Pianist Eric Reed Delivers Deeply
Personal Album, For Such a Time as This
Written and Recorded in L.A. During the Summer of 2020,
Reed Delivers a Powerful and Uplifting Program
Against the Backdrop of a Global Pandemic,
Racial Injustice, and an Anxious Election Year
For more than three decades as one of the most influential and beloved jazz musicians, Eric Reed has recorded close to 30 accomplished leader albums showcasing his virtuosic chops, intellectual clarity, unwavering will to swing, and ability to refract and coalesce a wide range of musical, spiritual, and personal influences into a single stream of consciousness. Perhaps the most personal of them all is For Such A Time As This (available November 27 via Smoke Sessions Records), the remarkable November release on which the veteran pianist transcends the high bar he’s established for himself.

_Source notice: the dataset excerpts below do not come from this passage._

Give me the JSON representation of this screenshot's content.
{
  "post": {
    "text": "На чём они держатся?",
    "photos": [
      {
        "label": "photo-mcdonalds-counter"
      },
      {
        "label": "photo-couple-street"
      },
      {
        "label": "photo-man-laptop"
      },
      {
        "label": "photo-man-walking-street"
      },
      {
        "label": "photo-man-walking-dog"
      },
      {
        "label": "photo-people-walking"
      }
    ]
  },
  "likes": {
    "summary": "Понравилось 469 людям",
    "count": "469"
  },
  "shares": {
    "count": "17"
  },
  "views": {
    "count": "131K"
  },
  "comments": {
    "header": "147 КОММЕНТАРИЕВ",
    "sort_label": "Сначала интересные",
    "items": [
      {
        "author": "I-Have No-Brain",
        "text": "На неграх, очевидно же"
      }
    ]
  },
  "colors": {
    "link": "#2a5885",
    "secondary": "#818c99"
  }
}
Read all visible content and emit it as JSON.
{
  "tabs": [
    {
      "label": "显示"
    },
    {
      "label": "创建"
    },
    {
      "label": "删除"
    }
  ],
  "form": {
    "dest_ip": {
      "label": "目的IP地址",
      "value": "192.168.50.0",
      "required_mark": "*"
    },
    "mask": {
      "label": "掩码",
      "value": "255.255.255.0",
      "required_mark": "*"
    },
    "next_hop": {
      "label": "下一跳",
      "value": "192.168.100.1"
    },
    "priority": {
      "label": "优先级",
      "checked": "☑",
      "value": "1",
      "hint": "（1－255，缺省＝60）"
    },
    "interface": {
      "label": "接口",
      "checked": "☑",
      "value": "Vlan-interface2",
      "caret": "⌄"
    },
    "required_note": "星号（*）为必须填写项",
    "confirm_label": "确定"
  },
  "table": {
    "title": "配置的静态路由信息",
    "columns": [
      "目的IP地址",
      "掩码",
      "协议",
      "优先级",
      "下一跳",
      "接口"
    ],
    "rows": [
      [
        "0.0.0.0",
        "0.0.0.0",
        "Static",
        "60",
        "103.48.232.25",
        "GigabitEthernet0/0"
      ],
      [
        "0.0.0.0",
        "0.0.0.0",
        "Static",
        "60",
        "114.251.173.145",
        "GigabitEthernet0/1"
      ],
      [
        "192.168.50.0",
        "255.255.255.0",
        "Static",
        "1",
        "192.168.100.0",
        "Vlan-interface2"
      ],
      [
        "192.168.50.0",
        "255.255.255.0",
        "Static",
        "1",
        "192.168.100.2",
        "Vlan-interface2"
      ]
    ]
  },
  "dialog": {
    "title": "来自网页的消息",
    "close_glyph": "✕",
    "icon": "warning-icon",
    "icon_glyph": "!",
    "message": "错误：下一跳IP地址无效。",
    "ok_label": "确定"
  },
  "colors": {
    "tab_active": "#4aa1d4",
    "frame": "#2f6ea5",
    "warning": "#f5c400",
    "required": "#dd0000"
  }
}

An important part of this story dates to 2008, when, after two decades in the jazz epicenter of New York City, Reed relocated to Los Angeles, his home as an adolescent and teenager, where he reintegrated into the local scene. It was there in mid-March, when the onset of the COVID-19 pandemic triggered a city-wide shutdown, that Reed began to conceive For Such A Time As This to be recorded in L.A. with local musicians. At the end of June, he was ready and assembled a gifted, young quartet in the studio, adhering to full physical distancing and masking protocols, with remote production by Paul Stache. The end result is Reed’s cogent, impassioned response to the dystopic “new normal” of recording during COVID.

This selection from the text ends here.